The leading case for entitlement to a disability pension under the Canadian Pension Plan is the Villani v. Canada (Attorney General) [2001] F.C.J. No. 1217, a decision of the Federal Court of Appeal. The crux of the appeal turned on whether the test for entitlement to a CPP disability pension is an objective one, or whether it was appropriate for an adjudicator to consider a victim’s “education, training and experience” and “business reality”. The Pension Appeals Board in Villani stated that the words “incapable of pursuing any substantially gainful employment” suggested an objective test where the availability and likelihood of obtaining suitable employment should not be considered.

Upon appeal at the Federal Court of Appeal, this court refused to accept that an inquiry into a person’s ability to engage in any substantially gainful occupation should remain blind to “real world” considerations. Instead, this Court adopted a “real world” or “business reality” test that requires the consideration of an applicant’s background, medical condition and the availability of alternative employment. Hypothetical occupations cannot be divorced from the particular circumstances of the applicant such as age, education level, language proficiency and past work and life experience.


Therefore, when considering whether there is a reasonably suitable job for victims who continue to suffer from impairments after 104 weeks, the proposed occupation must be considered as a whole and then held up against the victims’ past experiences and existing impairments. The following questions should be considered: does this job have reasonable hours in light of the victim’s impairments? Can the victim be productive at this job? Does this occupation take the victim’s pre-accident academic and vocational training into account?
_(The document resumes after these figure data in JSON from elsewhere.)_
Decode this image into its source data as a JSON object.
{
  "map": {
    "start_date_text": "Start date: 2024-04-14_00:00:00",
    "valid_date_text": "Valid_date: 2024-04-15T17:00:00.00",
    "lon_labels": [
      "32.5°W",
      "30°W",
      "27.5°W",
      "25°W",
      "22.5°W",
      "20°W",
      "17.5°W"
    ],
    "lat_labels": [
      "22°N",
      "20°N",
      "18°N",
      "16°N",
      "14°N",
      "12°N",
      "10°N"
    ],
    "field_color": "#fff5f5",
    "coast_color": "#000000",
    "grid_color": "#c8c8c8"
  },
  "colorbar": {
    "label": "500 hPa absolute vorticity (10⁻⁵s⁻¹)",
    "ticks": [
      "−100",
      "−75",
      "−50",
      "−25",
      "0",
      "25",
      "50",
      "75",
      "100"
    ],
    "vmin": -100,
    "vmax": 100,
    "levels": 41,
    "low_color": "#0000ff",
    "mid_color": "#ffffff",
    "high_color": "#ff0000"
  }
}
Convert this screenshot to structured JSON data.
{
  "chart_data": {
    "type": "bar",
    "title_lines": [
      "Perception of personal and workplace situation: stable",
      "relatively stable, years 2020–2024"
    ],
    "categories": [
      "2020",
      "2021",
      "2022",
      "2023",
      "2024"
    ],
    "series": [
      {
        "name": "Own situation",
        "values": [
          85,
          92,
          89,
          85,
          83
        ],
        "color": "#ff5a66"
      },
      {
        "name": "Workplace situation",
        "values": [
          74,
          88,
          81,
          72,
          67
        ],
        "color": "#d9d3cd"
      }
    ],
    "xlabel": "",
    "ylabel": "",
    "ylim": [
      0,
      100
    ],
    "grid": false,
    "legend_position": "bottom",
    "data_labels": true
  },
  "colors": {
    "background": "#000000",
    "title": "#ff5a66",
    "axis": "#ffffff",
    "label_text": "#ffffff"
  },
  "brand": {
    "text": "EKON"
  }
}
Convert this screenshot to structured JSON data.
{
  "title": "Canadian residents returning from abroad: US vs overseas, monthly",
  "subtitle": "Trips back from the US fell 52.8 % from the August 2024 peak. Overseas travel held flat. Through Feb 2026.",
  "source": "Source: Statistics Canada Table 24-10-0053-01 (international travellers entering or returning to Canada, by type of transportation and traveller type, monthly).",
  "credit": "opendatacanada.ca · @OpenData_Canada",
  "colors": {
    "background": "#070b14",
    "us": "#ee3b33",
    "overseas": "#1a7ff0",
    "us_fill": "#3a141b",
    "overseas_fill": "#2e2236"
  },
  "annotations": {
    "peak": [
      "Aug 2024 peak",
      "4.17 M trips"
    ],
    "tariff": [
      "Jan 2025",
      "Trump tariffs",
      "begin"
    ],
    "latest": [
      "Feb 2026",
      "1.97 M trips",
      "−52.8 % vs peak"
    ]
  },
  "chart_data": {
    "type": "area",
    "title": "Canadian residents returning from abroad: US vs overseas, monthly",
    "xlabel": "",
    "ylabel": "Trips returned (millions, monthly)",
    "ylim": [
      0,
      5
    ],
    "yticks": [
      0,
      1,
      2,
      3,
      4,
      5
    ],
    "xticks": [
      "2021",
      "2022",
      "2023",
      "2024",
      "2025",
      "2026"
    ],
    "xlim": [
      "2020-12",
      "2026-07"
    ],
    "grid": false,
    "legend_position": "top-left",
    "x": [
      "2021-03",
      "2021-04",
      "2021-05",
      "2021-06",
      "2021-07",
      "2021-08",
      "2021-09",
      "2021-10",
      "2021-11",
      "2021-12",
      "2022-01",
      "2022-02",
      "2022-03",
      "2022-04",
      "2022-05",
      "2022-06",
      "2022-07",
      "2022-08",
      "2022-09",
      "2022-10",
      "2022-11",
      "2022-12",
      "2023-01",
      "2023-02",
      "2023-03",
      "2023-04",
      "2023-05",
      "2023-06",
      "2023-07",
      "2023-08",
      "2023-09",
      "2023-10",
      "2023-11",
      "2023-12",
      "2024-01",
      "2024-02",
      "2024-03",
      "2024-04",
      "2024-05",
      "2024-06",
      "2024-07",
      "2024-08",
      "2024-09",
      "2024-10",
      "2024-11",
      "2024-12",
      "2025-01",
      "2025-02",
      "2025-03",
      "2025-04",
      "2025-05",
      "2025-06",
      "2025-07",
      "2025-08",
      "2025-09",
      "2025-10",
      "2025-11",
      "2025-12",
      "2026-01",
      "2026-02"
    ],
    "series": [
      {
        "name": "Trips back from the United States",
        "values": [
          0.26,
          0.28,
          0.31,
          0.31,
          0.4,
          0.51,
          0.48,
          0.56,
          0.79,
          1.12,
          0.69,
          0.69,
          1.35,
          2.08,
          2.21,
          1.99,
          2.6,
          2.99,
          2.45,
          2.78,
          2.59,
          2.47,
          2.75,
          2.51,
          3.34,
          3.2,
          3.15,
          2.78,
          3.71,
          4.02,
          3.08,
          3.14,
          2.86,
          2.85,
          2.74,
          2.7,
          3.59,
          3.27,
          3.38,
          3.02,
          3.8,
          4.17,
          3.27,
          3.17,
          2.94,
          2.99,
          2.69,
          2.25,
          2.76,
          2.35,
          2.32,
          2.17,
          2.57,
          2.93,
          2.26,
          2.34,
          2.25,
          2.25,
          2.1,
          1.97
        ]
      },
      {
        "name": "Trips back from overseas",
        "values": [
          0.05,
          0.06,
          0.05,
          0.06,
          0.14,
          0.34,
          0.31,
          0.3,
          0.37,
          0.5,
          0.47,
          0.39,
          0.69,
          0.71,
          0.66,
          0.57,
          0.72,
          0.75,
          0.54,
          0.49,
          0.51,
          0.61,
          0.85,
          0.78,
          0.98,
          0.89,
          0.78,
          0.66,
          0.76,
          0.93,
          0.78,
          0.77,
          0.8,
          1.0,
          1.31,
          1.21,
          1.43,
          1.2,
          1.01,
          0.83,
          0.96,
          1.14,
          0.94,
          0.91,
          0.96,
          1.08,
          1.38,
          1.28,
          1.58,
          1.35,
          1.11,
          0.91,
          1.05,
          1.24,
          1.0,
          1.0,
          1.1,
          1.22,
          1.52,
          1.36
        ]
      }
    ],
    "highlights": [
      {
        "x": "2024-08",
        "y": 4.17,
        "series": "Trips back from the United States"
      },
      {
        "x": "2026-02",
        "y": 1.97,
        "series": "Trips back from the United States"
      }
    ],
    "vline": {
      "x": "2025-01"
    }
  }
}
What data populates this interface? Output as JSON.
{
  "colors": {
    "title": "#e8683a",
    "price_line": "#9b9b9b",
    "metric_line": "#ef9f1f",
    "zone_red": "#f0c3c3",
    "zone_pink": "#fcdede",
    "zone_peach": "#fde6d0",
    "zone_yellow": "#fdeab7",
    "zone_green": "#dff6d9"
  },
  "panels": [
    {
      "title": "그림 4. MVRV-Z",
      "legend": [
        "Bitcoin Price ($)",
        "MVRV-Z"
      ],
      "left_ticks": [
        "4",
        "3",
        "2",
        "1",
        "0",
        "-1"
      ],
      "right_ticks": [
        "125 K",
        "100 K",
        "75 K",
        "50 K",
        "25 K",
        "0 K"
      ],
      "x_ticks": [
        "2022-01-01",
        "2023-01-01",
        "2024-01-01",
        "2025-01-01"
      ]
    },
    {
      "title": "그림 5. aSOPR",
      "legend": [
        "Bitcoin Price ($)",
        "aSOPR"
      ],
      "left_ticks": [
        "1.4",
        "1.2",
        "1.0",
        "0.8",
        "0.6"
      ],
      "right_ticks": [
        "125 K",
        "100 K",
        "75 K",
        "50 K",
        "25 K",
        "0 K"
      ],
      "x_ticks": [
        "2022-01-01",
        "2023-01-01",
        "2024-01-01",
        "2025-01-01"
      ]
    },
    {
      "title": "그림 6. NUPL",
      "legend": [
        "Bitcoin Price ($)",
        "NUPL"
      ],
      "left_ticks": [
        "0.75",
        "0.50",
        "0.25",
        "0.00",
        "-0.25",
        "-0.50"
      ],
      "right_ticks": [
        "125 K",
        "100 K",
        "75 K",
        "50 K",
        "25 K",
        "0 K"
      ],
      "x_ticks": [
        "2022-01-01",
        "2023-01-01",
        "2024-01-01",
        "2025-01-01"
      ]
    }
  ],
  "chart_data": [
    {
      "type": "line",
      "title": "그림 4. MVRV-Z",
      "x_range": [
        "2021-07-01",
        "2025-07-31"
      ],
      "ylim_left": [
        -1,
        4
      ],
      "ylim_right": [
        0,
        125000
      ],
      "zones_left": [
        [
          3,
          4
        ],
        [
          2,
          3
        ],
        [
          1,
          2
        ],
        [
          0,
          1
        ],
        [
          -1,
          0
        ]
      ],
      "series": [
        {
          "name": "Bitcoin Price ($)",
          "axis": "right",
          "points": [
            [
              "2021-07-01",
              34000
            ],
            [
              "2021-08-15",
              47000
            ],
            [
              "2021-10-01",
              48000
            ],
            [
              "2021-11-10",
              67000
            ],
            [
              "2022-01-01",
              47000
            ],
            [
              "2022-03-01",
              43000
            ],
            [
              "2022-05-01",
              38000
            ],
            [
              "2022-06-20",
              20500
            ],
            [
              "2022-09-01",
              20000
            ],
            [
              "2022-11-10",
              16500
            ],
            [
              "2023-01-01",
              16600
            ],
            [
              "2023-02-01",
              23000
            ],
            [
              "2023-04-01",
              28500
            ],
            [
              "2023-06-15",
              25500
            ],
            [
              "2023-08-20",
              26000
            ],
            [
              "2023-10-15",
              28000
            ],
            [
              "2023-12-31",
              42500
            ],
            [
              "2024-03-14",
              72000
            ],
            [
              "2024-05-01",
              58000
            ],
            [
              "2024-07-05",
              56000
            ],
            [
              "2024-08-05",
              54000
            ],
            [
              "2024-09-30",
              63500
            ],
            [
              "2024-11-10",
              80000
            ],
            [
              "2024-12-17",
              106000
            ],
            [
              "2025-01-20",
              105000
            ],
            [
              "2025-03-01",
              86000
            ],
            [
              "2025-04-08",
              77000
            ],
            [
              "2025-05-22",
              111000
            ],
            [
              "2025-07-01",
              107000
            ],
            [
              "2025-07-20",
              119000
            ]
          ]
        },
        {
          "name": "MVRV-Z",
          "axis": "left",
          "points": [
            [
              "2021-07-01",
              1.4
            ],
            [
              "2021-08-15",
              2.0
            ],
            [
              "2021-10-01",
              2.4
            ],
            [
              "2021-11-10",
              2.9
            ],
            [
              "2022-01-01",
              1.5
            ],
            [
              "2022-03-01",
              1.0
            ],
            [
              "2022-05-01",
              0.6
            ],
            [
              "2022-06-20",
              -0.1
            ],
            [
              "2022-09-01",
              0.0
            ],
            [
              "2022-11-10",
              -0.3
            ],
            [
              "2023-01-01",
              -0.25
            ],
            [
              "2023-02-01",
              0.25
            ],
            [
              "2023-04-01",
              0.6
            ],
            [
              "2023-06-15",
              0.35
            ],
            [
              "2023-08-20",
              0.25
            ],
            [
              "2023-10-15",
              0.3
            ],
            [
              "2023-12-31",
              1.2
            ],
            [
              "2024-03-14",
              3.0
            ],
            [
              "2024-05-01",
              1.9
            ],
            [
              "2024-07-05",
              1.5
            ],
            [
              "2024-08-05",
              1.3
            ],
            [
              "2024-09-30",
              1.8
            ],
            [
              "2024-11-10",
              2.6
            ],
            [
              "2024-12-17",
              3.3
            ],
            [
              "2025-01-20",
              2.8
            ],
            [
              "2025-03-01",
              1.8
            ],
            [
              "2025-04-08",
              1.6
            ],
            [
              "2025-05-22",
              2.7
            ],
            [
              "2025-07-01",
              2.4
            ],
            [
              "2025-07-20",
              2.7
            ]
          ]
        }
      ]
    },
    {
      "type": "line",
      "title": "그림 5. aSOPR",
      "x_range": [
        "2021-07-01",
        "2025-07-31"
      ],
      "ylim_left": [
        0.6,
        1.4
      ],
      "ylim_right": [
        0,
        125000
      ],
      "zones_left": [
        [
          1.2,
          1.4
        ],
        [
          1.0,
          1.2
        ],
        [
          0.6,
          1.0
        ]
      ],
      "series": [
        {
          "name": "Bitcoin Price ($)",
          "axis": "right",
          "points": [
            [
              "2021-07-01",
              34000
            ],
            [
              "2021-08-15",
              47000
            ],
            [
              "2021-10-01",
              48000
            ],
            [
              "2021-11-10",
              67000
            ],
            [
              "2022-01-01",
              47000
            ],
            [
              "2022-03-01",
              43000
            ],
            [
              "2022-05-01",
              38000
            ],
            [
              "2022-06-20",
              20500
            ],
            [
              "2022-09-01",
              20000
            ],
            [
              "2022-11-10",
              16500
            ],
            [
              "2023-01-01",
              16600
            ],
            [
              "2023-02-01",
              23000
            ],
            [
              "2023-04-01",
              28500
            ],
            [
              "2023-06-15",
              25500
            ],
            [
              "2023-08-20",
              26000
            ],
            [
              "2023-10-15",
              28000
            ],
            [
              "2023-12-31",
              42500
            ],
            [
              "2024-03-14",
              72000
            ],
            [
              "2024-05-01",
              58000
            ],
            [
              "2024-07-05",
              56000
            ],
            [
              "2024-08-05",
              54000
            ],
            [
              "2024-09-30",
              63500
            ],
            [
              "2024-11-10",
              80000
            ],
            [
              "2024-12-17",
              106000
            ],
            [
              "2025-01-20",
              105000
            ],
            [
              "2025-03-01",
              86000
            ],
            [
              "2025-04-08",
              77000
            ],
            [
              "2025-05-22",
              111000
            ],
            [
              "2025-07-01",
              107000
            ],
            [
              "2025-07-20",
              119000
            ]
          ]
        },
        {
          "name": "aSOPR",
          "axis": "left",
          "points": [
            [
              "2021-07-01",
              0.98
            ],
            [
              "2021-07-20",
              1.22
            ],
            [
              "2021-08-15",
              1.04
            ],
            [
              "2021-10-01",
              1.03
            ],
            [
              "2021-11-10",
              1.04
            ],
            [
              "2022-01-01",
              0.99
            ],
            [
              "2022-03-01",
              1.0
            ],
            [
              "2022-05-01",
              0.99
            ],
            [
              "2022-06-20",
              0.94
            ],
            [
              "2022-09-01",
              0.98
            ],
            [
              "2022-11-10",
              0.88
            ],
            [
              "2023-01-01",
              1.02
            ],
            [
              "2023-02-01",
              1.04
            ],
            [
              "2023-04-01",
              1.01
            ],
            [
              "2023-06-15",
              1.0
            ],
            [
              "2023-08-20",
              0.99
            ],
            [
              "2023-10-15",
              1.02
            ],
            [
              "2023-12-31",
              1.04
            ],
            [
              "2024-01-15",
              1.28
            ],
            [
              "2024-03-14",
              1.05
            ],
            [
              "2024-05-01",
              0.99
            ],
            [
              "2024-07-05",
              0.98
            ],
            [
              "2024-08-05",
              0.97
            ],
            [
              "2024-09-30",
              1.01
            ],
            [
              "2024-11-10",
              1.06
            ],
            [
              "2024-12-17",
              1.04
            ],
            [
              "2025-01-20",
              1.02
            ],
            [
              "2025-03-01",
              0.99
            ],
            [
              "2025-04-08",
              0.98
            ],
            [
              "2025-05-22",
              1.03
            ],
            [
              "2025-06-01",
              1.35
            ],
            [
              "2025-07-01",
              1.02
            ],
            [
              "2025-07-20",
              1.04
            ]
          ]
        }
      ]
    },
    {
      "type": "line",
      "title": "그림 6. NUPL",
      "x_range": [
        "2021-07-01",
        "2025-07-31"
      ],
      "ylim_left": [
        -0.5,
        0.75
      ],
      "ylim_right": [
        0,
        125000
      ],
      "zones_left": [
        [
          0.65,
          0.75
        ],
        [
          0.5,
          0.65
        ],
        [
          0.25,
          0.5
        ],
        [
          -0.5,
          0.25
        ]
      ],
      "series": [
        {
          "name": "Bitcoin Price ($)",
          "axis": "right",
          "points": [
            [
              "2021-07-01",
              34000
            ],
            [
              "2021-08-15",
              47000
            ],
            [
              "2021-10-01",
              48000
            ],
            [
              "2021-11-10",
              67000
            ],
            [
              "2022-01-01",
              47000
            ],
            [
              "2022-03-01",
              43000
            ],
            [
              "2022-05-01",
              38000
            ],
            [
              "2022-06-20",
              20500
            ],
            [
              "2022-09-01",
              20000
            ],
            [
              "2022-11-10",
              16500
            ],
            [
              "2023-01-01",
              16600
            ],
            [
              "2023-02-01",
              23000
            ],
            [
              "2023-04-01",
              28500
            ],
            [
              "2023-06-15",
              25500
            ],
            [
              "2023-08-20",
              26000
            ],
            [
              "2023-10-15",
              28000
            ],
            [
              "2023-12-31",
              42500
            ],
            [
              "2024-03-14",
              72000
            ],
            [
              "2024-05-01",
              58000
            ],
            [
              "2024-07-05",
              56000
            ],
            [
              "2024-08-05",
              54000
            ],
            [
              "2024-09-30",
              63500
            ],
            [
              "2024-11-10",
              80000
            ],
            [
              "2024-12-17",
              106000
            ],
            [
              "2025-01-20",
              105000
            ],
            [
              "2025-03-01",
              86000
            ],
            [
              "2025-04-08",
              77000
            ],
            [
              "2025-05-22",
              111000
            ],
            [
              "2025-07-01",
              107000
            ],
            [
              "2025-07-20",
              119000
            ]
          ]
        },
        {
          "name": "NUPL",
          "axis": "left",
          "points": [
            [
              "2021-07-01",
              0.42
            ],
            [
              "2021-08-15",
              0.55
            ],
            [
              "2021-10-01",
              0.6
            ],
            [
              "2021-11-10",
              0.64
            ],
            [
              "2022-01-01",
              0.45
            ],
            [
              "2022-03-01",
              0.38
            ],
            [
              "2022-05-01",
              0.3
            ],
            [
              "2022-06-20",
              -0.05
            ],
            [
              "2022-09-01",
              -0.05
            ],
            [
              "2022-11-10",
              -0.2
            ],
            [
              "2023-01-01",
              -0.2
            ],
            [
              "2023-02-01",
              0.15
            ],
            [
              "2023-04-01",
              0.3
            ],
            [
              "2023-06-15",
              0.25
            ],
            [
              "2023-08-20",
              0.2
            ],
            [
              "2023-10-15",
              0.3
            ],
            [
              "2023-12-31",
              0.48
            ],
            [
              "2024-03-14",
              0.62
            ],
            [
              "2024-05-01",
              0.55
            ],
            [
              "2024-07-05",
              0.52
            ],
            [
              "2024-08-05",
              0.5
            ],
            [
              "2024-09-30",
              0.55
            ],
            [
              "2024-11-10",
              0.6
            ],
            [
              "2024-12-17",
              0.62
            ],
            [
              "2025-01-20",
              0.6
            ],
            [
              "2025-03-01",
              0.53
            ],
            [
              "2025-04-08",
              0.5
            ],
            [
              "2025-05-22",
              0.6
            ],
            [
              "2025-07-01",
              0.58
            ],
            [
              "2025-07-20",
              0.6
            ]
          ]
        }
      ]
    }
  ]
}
Does this occupation take into account the victim’s pre accident job status and remuneration received? These questions must all be addressed prior to an Automobile Insurer or Disability Insurer denying income benefits after 104 weeks. And since Villani, these same considerations will be relevant when applying for a CPP disability pension.

This article appeared in the Jan. 12, 2007, issue of The Lawyers Weekly published by LexisNexis Canada Inc.